At a place like Cultured Cafe, the food and drink obviously extends far beyond the alpha gym-bro playbook. Alex’s specialty truly lies in serving fermented food and drink, high in probiotics—i.e. putting the “cultured” in Cultured Cafe. Daily concoctions include fruit smoothies, coffee, yogurt, and, most importantly, kombucha, all of which are rich in healthy, gut-enhancing bacteria. Even more impressive is that all of Cultured Cafe’s products are made in-house: lined up along the counter an array of mason jars containing mysterious concoctions. Just on the surface of these liquids, the bacterial cultures swarm and multiply.

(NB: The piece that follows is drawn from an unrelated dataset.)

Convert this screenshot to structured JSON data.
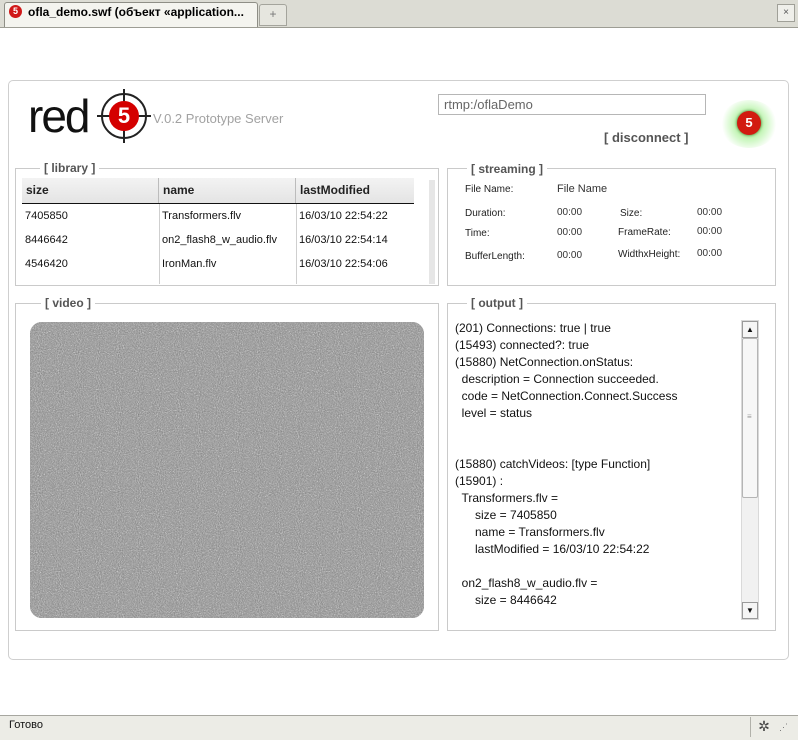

Alex was kind enough to let me try a few of the cafe’s signature concoctions—one of which was a chunky homemade yogurt. Hidden behind a jelly-like texture was a milky aftertaste, which only made clear its fresh fermentation. Zesty and acidic in flavor, the bacterial cultures enlivened my taste buds.

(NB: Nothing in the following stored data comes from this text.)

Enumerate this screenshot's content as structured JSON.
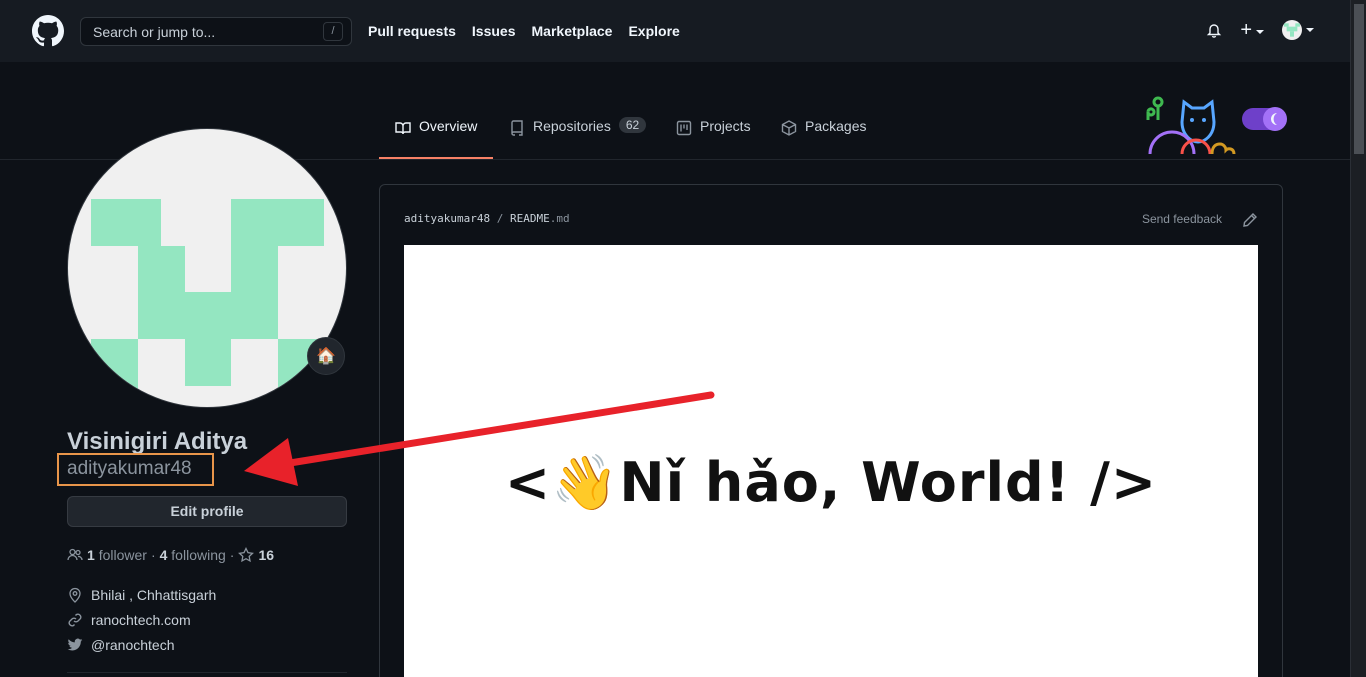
{
  "header": {
    "search_placeholder": "Search or jump to...",
    "search_shortcut": "/",
    "nav": [
      "Pull requests",
      "Issues",
      "Marketplace",
      "Explore"
    ],
    "plus": "+"
  },
  "tabs": [
    {
      "label": "Overview",
      "icon": "book-icon",
      "active": true
    },
    {
      "label": "Repositories",
      "icon": "repo-icon",
      "count": "62"
    },
    {
      "label": "Projects",
      "icon": "project-icon"
    },
    {
      "label": "Packages",
      "icon": "package-icon"
    }
  ],
  "profile": {
    "full_name": "Visinigiri Aditya",
    "username": "adityakumar48",
    "edit_label": "Edit profile",
    "followers_count": "1",
    "followers_label": "follower",
    "following_count": "4",
    "following_label": "following",
    "stars_count": "16",
    "sep": "·",
    "status_emoji": "🏠",
    "location": "Bhilai , Chhattisgarh",
    "website": "ranochtech.com",
    "twitter": "@ranochtech"
  },
  "readme": {
    "owner": "adityakumar48",
    "sep": "/",
    "file": "README",
    "ext": ".md",
    "feedback": "Send feedback",
    "banner_text": "<👋Nǐ hǎo, World! />"
  },
  "colors": {
    "accent_underline": "#f78166",
    "highlight_box": "#e8954a",
    "arrow": "#e8222a",
    "avatar_green": "#94e6c1"
  }
}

The best item on the menu? Probably the Cold Brewcha, a kombucha made from cold brew. It boasted the rich bitterness of coffee, but the bacteria broke down the caffeine, making it sweet but sugarless, acidic but soothing. The delicate, complex flavor landed on all edges of my taste palette. “This is probably the best thing I’ve ever drank.” I told Alex.
Just as Alex was the hippie millennial hero, his arch-nemesis was sugar. Cultured Cafe’s menu items are unequivocally not for someone with a sweet tooth. I was served the cafe’s signature Turmeric Creamsicle smoothie, made of fresh mangoes, Alex’s house-made yogurt, turmeric spice, and the absence of any and all added sugar. It was refreshing, tangy, and invigorating. My sinuses were cleared in an instant. In contrast to the likes of fruit smoothie giants like Jamba Juice, Cultured Cafe’s drinks were unapologetically sour. What else can we expect from a cafe owner who (correctly) decries added sugar as the fourth horseman of the global health apocalypse? Yet still, Turmeric Creamsicle was luscious, addicting, and exciting. Every sip was a guiltless guilty pleasure.
Alex dropped me off near the Schwarzman Center so I wouldn’t have to Uber home. Only moments after saying goodbye, my gut had already started to tickle.